Dolore cronico, il guasto nascosto nel cervello
Come un’automobile, anche il cervello avrebbe una sorta di conducente capace di guidare le reazioni al dolore. Quando ci pungiamo oppure subiamo una bruciatura o comunque andiamo incontro a un dolore acuto, il sistema nervoso attiverebbe una specie di freno in grado di attenuare progressivamente la reazione. Ma lo stesso non avverrebbe quando il dolore diventa cronico. In questa situazione, non si riuscirebbero a spegnere i segnali del dolore, che rimangono quindi attivi. E senza particolari possibilità di essere corretti.
La metafora automobilistica, ovviamente, non è propriamente scientifica. Ma può aiutare a capire quanto e come una ricerca apparsa su Science Advances potrebbe favorire la ricerca di nuove strategie d’approccio nei confronti del dolore cronico, una delle sfide più complesse per la medicina. Lo studio mette infatti in luce questo “segreto” scientifico che sarebbe celato all’interno del tronco encefalico, una regione del sistema nervoso centrale e più precisamente nel corno dorsale midollare. Insomma, aggiunge un tassello importante al mosaico delle conoscenze. Tanto da far ipotizzare, concentrando l’attenzione sui neuroni specializzati di questa area, di prospettare terapie del futuro mirate. Ovviamente, siamo solo all’inizio. Ma c’è la speranza di arrivare ad agire sulle anomalie del sistema frenante, che non funziona come vorremmo, perpetuando nel tempo il dolore.
Neuroni specializzati
La ricerca, che vede il coordinamento di Ben Title e Alexander M. Binshtok della Hebrew University-Hadassah School of Medicine e del Center for Brain Sciences (ElscL) dell’Hebrew University di Gerusalemme, concentra l’attenzione sui sistemi invisibili che governano il comando dei segnali del circuito del dolore, perché proprio questi si comporterebbero diversamente in base al tipo di algie. Il tutto per la reazione di un’area specifica del tronco encefalico in cui si trovano neuroni che sono vere e proprie “stazioni” lungo le vie percorse dai segnali del dolore.

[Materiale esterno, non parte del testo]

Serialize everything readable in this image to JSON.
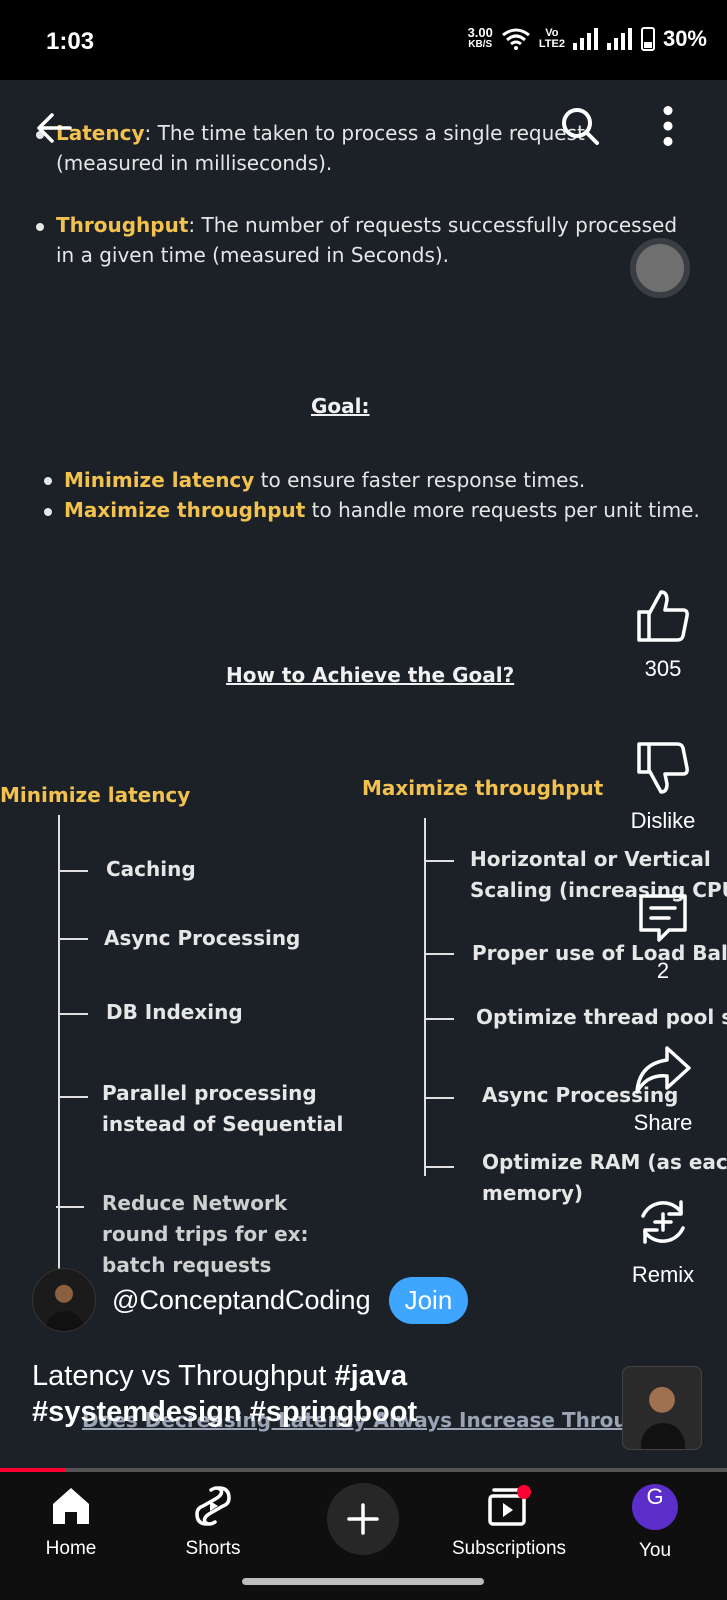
{
  "status_bar": {
    "time": "1:03",
    "net_speed": "3.00",
    "net_unit": "KB/S",
    "lte_top": "Vo",
    "lte_bottom": "LTE2",
    "battery": "30%"
  },
  "slide": {
    "latency_term": "Latency",
    "latency_rest_line1": ": The time taken to process a single request",
    "latency_rest_line2": "(measured in milliseconds).",
    "throughput_term": "Throughput",
    "throughput_rest_line1": ": The number of requests successfully processed",
    "throughput_rest_line2": "in a given time (measured in Seconds).",
    "goal_heading": "Goal:",
    "goal_1_term": "Minimize latency",
    "goal_1_rest": " to ensure faster response times.",
    "goal_2_term": "Maximize throughput",
    "goal_2_rest": " to handle more requests per unit time.",
    "achieve_heading": "How to Achieve the Goal?",
    "left_heading": "Minimize latency",
    "right_heading": "Maximize throughput",
    "left_items": [
      "Caching",
      "Async Processing",
      "DB Indexing",
      "Parallel processing",
      "instead of Sequential",
      "Reduce Network",
      "round trips for ex:",
      "batch requests"
    ],
    "right_items": [
      "Horizontal or Vertical",
      "Scaling (increasing CPU c",
      "Proper use of Load Balan",
      "Optimize thread pool si",
      "Async Processing",
      "Optimize RAM (as each",
      "memory)"
    ],
    "bottom_caption": "Does Decreasing Latency Always Increase Throughput"
  },
  "actions": {
    "like_count": "305",
    "dislike_label": "Dislike",
    "comments_count": "2",
    "share_label": "Share",
    "remix_label": "Remix"
  },
  "channel": {
    "name": "@ConceptandCoding",
    "join_label": "Join"
  },
  "video": {
    "title_plain": "Latency vs Throughput ",
    "title_tag1": "#java",
    "title_tags_line2": "#systemdesign #springboot",
    "progress_fraction": 0.09
  },
  "nav": {
    "home": "Home",
    "shorts": "Shorts",
    "subscriptions": "Subscriptions",
    "you": "You",
    "you_initial": "G"
  },
  "colors": {
    "accent_yellow": "#f2c14e",
    "join_blue": "#3ea6ff",
    "progress_red": "#ff0033",
    "you_purple": "#5b2ec9"
  }
}
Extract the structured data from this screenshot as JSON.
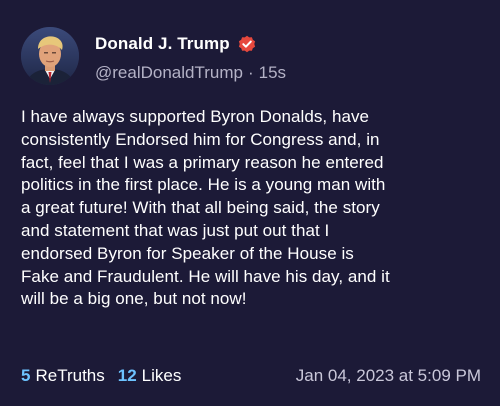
{
  "post": {
    "author_name": "Donald J. Trump",
    "handle": "@realDonaldTrump",
    "separator": "·",
    "relative_time": "15s",
    "text": "I have always supported Byron Donalds, have\nconsistently Endorsed him for Congress and, in\nfact, feel that I was a primary reason he entered\npolitics in the first place. He is a young man with\na great future! With that all being said, the story\nand statement that was just put out that I\nendorsed Byron for Speaker of the House is\nFake and Fraudulent. He will have his day, and it\nwill be a big one, but not now!",
    "retruths_count": "5",
    "retruths_label": "ReTruths",
    "likes_count": "12",
    "likes_label": "Likes",
    "timestamp": "Jan 04, 2023 at 5:09 PM"
  },
  "icons": {
    "verified": "verified-badge-icon",
    "avatar": "profile-photo"
  },
  "colors": {
    "background": "#1c1a37",
    "verified_badge": "#e6483d",
    "stat_count": "#6dc3ff",
    "handle": "#b4b2c6"
  }
}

Cosa succede quando, ad esempio, abbiamo il classico dolore dell’artrite passeggera o un torcicollo? In questi casi, questo punto di cellule nervose riduce la propria attività e quindi, proprio come un freno, favorisce il controllo della quantità degli stimoli che vengono inviati al cervello. Poi, non appena si placano dolore e infiammazione, magari anche grazie all’azione delle terapie per i sintomi acuti, i neuroni di questa zona tornano alla loro normale attività. Il problema è che nel dolore cronico tutto questo delicato sistema non lavora a dovere, con i neuroni che, sbagliando, invece di limitare la loro azione tendono a divenire ancor più eccitabili e quindi, in qualche modo, rappresentano essi stessi il “carburante” per il mantenimento delle algie.
Correnti fuori controllo
Lo studio, come rileva la nota dell’Università, spiega anche il meccanismo attraverso cui i neuroni altererebbero la loro eccitabilità. Tutto sarebbe legato a una specifica corrente del potassio, definita di tipo A, che ha il compito di favorire la regolazione dell’eccitabilità neuronale. Attenzione però: se nel dolore acuto questa corrente aumenta, agendo come un sedativo naturale, in caso di dolore cronica non cresce e quindi si verifica l’iperattività neuronale. Insomma, manca un meccanismo regolatore che appare di grande importanza, stando a quanto riporta lo studio. Lo stop a questo sistema di controllo potrebbe trasformarsi in un vero e proprio interruttore biologico che si modifica, portando il dolore acuto a trasformarsi in cronico. Come segnala in una nota l’ateneo, lo studio potrebbe aprire prospettive importanti in termini di terapie per queste forme di dolore. «Questa è la prima volta che osserviamo come gli stessi neuroni si comportino in modo così diverso nel dolore acuto rispetto a quello cronico – è il commento di Binshtok nel documento -. Il fatto che questo naturale meccanismo “calmante” sia assente nel dolore cronico suggerisce un nuovo obiettivo terapeutico. Se riuscissimo a trovare un modo per ripristinare o imitare quel sistema frenante, potremmo essere in grado di impedire che il dolore cronicizzi».